Her first international film production was the Swiss film 180° – Wenn deine Welt plötzlich Kopf steht, which was filmed by director Cihan Inan in Zurich. The international cast included Sophie Rois, Christopher Buchholz, Sabine Timoteo, and Michael Neuenschwander. The film ran at festivals in Antalya, Saarbrücken, Sudbury, and Marrakesh, as well as in the Spanish Ourense, where it received an award for Best Screenplay.

She was featured in Almanya - Welcome to Germany, directed by Yasemin Şamdereli, as Leyla Yılmaz.

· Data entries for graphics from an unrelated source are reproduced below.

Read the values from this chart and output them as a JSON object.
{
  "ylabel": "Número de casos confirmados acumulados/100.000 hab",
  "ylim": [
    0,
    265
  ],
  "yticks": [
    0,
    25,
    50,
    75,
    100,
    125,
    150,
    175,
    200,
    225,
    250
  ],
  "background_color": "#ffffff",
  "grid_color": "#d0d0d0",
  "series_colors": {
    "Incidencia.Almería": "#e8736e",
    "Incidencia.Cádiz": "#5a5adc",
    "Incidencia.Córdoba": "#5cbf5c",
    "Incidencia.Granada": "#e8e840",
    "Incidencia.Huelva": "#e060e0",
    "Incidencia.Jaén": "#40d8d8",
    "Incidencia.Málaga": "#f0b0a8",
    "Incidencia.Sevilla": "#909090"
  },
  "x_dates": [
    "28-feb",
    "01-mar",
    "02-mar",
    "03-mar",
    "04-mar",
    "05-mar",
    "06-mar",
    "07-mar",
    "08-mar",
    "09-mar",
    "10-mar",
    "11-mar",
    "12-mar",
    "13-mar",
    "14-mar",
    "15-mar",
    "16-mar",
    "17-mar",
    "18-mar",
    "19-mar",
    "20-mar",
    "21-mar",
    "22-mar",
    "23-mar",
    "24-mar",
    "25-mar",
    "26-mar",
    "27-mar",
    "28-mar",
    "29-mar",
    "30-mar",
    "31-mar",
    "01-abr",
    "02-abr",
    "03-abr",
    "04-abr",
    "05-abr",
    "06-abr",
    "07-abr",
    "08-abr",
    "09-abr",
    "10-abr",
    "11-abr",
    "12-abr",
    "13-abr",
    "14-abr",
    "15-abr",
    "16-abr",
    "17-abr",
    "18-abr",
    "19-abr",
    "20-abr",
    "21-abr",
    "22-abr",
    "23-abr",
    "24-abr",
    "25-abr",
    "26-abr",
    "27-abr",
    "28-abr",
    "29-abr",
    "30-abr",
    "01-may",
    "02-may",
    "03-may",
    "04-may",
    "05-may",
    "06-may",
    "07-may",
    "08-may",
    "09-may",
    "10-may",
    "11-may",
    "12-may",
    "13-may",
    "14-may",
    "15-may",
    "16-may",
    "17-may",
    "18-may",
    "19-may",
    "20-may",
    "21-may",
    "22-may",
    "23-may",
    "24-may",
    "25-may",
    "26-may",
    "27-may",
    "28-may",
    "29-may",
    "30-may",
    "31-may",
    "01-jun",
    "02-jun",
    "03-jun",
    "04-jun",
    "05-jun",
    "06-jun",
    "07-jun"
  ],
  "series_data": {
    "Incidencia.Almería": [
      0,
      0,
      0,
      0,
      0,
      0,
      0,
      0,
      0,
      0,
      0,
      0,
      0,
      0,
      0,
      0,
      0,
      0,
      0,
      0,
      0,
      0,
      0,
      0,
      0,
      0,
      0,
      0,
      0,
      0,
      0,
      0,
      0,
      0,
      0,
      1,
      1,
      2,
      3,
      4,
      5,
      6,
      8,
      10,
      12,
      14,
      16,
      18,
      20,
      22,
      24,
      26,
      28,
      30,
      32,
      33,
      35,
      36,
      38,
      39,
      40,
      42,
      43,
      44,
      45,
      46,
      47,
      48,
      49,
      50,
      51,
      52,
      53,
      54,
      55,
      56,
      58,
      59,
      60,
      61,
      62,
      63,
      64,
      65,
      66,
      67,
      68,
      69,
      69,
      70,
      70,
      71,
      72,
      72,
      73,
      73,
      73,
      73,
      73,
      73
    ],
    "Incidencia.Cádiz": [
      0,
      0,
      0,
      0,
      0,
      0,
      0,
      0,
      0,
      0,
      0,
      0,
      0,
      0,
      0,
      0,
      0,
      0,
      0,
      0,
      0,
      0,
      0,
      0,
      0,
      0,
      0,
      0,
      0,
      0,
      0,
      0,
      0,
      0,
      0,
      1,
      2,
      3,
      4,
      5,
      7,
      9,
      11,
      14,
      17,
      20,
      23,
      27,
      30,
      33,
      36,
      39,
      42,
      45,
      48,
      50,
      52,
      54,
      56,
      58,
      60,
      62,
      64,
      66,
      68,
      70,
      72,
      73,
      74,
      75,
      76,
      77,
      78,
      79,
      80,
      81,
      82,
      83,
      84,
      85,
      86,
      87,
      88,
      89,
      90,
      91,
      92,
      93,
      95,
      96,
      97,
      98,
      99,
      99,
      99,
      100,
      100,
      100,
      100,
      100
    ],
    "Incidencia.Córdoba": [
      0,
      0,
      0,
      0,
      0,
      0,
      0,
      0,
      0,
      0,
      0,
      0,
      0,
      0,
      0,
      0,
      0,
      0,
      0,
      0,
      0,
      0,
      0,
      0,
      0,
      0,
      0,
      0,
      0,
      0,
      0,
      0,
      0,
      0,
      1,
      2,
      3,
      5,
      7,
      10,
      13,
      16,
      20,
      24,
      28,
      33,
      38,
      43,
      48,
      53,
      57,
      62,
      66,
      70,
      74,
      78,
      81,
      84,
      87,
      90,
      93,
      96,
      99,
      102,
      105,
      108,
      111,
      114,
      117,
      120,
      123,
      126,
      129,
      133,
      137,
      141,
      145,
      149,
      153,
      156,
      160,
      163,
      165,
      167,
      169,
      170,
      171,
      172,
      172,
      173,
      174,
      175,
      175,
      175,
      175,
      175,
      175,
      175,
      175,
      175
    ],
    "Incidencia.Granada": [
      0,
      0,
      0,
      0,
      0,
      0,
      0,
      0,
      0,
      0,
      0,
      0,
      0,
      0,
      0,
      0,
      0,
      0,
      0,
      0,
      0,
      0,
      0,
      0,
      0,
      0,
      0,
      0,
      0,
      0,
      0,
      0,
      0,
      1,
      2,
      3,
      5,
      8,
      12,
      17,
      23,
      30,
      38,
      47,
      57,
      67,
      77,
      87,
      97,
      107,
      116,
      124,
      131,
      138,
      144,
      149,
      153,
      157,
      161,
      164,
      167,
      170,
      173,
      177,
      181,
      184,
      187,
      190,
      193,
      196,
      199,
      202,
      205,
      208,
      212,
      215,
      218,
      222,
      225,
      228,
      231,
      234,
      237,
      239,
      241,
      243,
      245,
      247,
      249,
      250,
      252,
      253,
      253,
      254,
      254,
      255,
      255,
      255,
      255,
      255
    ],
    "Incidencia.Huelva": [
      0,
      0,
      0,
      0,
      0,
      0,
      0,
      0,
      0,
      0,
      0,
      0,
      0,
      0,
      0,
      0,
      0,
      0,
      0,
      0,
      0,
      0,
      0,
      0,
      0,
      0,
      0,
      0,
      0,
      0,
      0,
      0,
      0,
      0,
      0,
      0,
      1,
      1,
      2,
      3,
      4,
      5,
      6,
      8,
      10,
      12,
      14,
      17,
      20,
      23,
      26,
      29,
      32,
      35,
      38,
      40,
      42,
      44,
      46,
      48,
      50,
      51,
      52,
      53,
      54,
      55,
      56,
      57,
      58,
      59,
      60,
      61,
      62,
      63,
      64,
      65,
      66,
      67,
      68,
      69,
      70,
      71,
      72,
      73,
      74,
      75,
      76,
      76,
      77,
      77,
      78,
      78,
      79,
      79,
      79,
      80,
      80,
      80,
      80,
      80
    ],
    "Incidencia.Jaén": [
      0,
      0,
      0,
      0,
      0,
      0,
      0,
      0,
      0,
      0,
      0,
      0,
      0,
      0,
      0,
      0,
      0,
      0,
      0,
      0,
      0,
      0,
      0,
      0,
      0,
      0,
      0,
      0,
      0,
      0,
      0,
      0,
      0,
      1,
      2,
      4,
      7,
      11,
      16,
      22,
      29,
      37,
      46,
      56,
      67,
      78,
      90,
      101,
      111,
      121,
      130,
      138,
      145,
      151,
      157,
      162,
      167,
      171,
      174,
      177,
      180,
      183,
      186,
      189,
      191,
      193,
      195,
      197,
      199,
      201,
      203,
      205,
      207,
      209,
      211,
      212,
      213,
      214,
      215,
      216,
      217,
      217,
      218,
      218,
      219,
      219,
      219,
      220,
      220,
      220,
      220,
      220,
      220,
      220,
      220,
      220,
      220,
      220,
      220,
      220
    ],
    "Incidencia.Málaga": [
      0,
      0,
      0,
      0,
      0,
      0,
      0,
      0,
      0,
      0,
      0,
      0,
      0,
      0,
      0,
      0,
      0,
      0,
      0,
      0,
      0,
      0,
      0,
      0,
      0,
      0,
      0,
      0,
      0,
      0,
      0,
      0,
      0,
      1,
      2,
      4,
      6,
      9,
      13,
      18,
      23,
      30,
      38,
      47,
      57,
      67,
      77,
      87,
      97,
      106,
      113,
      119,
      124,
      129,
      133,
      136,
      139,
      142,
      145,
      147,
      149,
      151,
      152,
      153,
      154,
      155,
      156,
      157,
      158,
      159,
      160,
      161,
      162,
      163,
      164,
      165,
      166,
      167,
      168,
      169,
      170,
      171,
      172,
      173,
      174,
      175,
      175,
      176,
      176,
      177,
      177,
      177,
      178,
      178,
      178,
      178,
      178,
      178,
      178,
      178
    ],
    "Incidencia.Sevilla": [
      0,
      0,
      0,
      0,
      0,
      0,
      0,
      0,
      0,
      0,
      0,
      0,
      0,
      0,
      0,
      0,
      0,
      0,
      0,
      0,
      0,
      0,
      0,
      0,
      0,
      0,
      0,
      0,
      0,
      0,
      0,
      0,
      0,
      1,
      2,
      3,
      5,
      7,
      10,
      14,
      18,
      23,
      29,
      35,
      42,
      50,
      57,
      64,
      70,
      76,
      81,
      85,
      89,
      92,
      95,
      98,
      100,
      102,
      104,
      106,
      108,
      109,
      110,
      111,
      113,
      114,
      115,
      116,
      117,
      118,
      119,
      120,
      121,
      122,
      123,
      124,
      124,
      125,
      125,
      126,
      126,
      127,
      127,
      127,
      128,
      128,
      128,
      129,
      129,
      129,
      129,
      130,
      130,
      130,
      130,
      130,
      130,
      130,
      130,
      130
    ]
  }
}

The film was awarded the Deutscher Filmpreis.

From 2014 to 2015, she played the architect Suna Kaya in the soap opera Lindenstraße.

== Filmography ==
- 1991: Happy Birthday, Turk!
- 1992: Tatort – Falsche Liebe (TV series)
- 1992–1996: Stadtklinik (TV series)
- 1997: Ärzte: Kinderärztin Leah – Auf der Flucht (TV series)
- 1998: Tatort – In der Falle (TV series)
- 1998: Alphateam – Die Lebensretter im OP (TV series)
- 1998: Tour Abroad
- 2004: Der Dicke (TV series)
- 2005–2006: Die Anrheiner (TV series)
- 2006–2011: Der Dicke (TV series)
- 2007: Notruf Hafenkante (TV series)
- 2008: Evet, I Do!
- 2008: Sheep and Chips
- 2009: Danni Lowinski (TV series)
- Seit 2010: Gute Zeiten, schlechte Zeiten (TV series)
- 2010: 180° – Wenn deine Welt plötzlich Kopf steht
- 2010: Tatort – Leben gegen Leben (TV series)
- 2011: Der Verdacht (TV film)
- 2011: Almanya: Welcome to Germany
- 2011: Marco W. – 247 Tage im türkischen Gefängnis
- 2011: Tatort – Im Abseits
- 2013: Tatort – Machtlos
- 2013: 5 Jahre Leben
- 2013: Sitting Next To Zoe
- 2013: A Spicy Kraut
- 2014: Kückückskind
- 2014–2015: Lindenstraße (TV series)
- 2015: Die Kanzlei (TV series)
- 2015: Der Kriminalist – Im Namen des Vaters
- 2016: Goster
- 2017: Aus dem Nichts
- 2017: Tehran Taboo
- 2018: Heldt
- 2019: Servus, Schwiegersohn!
- 2020: Matzo, kebab and sauerkraut
- 2020–2021: Bettys Diagnose
- 2021: Servus, mother-in-law!
- 2022: We Might As Well Be Dead

== Literature ==
- Alexandra Eul: Şiir Eloğlu. Die Komische. In: Emma, September/October 2014, pp. 14–15.